I found this link of someone searching for the same answer your are: 
http://www.doityourself.com/forum/o...s/223425-john-deere-snowblower-questions.html

Seems like his snowblower was right in the same age bracket as yours based on the your serial number of 597166. 
The guy answering his question said that serial number is likely from the 80's. I can ask my local guy around the corner tomorrow if you want, I have a JD dealer about 5 min away...


----------



## micah68kj (Oct 8, 2011)

Ray 1962 10ML60 said:


> I found this link of someone searching for the same answer your are:
> John Deere snowblower questions ?? - DoItYourself.com Community Forums
> 
> Seems like his snowblower was right in the same age bracket as yours based on the your serial number of 597166.
> The guy answering his question said that serial number is likely from the 80's. I can ask my local guy around the corner tomorrow if you want, I have a JD dealer about 5 min away...

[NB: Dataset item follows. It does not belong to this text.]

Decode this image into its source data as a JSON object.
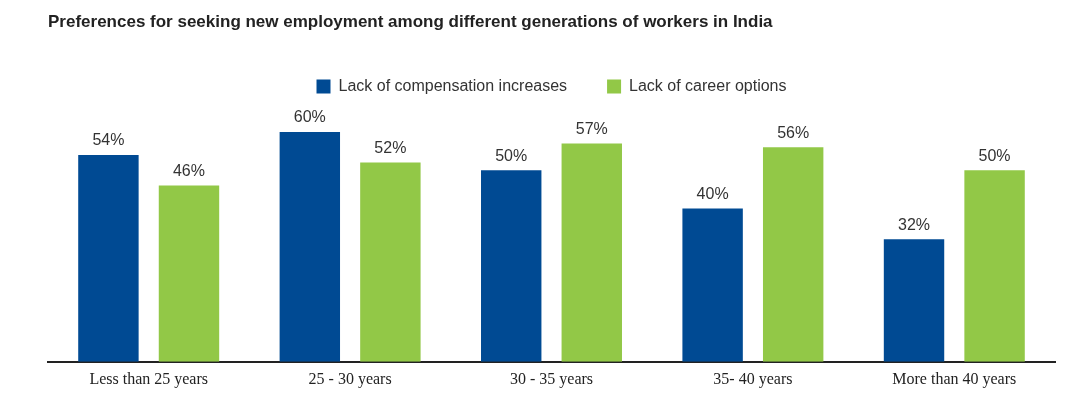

Thanks for that offer, Ray. I'd really apprecite it if you'd ask the dealer.and thanks for the other info. I believe it may be sold already too.


----------



## 94EG8 (Feb 13, 2014)

'88

'78 used a different style starter.


----------



## Ray 1962 10ML60 (Oct 14, 2011)

Ok Joe- here's what I found out. 
It's a 1989, the guy said the end of the serial number is how you figure out the JD's....595XXX - 750XXX were built in 1989 and yours is 597166. 
So it looks like the Tecumseh was made in late 88 and put on the 89 JD blower.


----------



## micah68kj (Oct 8, 2011)

Ray 1962 10ML60 said:


> Ok Joe- here's what I found out.
> It's a 1989, the guy said the end of the serial number is how you figure out the JD's....595XXX - 750XXX were built in 1989 and yours is 597166.
> So it looks like the Tecumseh was made in late 88 and put on the 89 JD blower.


Thanks a lot, Ray. I have been thinking it was about that vintage. At first I thought maybe 91 but just looking at the whole machine it didn't look quite new enough. No serrated augers, chute style etc.


----------



## micah68kj (Oct 8, 2011)

Thank you all for your input. Helpful folks helping each other.


----------